Hall received a Bachelor of Arts degree in political science and Slavic languages and litera­ture from Indiana University in Bloomington, Ind. After graduate school, she took a year off when she began painting. While work­ing at a riverside bar, her custom­ers were the inspiration for what her website refers to as her first “anthropomorphic, slack-eyed frogs on a canvas.”

Her part-time hobby quickly grew into a profession. By late 2014, Hall was working as a full-time artist, and now trav­els across the country exhibiting her work in festivals and gallery shows.

She is very engaged in the arts community. She is the website and social media chair for the Fort Wayne Artists Guild, chairperson on the Wunderkam­mer Company Education Com­mittee, a member of Artlink, and a manager of Art This Way.

Hall is also committed to bringing more art into down­town Fort Wayne by working alongside the Fort Wayne Down­town Improvement District. The Program, known as Art This Way, will be similar to mural programs in Nashville, Denver, Cincinnati and abroad.

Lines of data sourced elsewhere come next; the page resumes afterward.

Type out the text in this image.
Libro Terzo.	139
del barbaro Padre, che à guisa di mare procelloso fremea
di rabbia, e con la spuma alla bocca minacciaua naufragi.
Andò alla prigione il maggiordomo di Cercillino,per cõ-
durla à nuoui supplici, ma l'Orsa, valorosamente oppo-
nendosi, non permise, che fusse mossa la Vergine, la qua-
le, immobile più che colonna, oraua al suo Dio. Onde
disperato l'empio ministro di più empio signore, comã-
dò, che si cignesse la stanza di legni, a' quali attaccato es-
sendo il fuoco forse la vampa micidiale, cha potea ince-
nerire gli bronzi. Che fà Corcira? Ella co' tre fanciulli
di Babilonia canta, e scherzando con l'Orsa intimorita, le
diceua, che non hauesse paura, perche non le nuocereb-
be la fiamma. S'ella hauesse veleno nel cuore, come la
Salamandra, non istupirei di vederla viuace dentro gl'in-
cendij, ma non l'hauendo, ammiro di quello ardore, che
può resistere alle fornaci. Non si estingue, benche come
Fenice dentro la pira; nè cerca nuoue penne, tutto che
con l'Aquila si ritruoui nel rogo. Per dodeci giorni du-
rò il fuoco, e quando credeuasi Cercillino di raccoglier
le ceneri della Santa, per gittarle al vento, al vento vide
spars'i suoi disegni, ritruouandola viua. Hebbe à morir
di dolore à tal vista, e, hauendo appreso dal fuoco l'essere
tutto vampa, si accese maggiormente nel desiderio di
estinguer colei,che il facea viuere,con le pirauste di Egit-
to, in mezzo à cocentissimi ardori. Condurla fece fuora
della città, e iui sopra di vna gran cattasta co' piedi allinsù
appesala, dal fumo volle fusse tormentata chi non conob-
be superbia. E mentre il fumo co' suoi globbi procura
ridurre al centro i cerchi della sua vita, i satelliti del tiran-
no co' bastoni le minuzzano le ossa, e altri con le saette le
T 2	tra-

In 2018 alone, this program has brought four new murals to downtown.

Along the way, she had many people who inspired her. “My imaginative spirit is born from the people who encouraged me to dream, to see things differ­ently, and to live fearlessly,” she said. “Every work is influenced by a culmination hundreds of little moments, stories, and extraordi­nary life experiences.”

One of her most fre­quently asked questions is how she is able to come up with different pieces of artwork. “I enjoy shar­ing my colorful and vivid imag­ination, but it is sometimes hard to explain how all the ideas that floated around in my head merged into something like a walrus hav­ing tea,” she said.

Over the years, she has won several awards and recogni­tion that include 2018 Celebrate Downtown Award for Art This Way, 2017 Pearl Street Arts Fes­tival, 2017 Bishop Dwenger High School Alumni Hall of Fame, 2017 3 Place Painting Water Based at Ridgway Rendezvous Art Festival, 2016 2 Place Painting Water Based at Ridgway Rendezvous Art Festi­val, 2015 2 Place in Show at Art on the Riverfront, and 2015 People’s Choice Award at Wunderkammer Company and Three Rivers Festi­val.

She is very thankful for her followers and refers to her journey as “following me down the rabbit hole,” she said. “It is my hope that the viewer is able to fol­low my sometimes fractured and wild creative process, from the first glimpse at a foggy inspiration, to a sketch done in a cafe, and, fi­nally, to a completed large-scale work of art.” Her artwork remains displayed at the Link Gallery in Otho Winger Memorial Hall.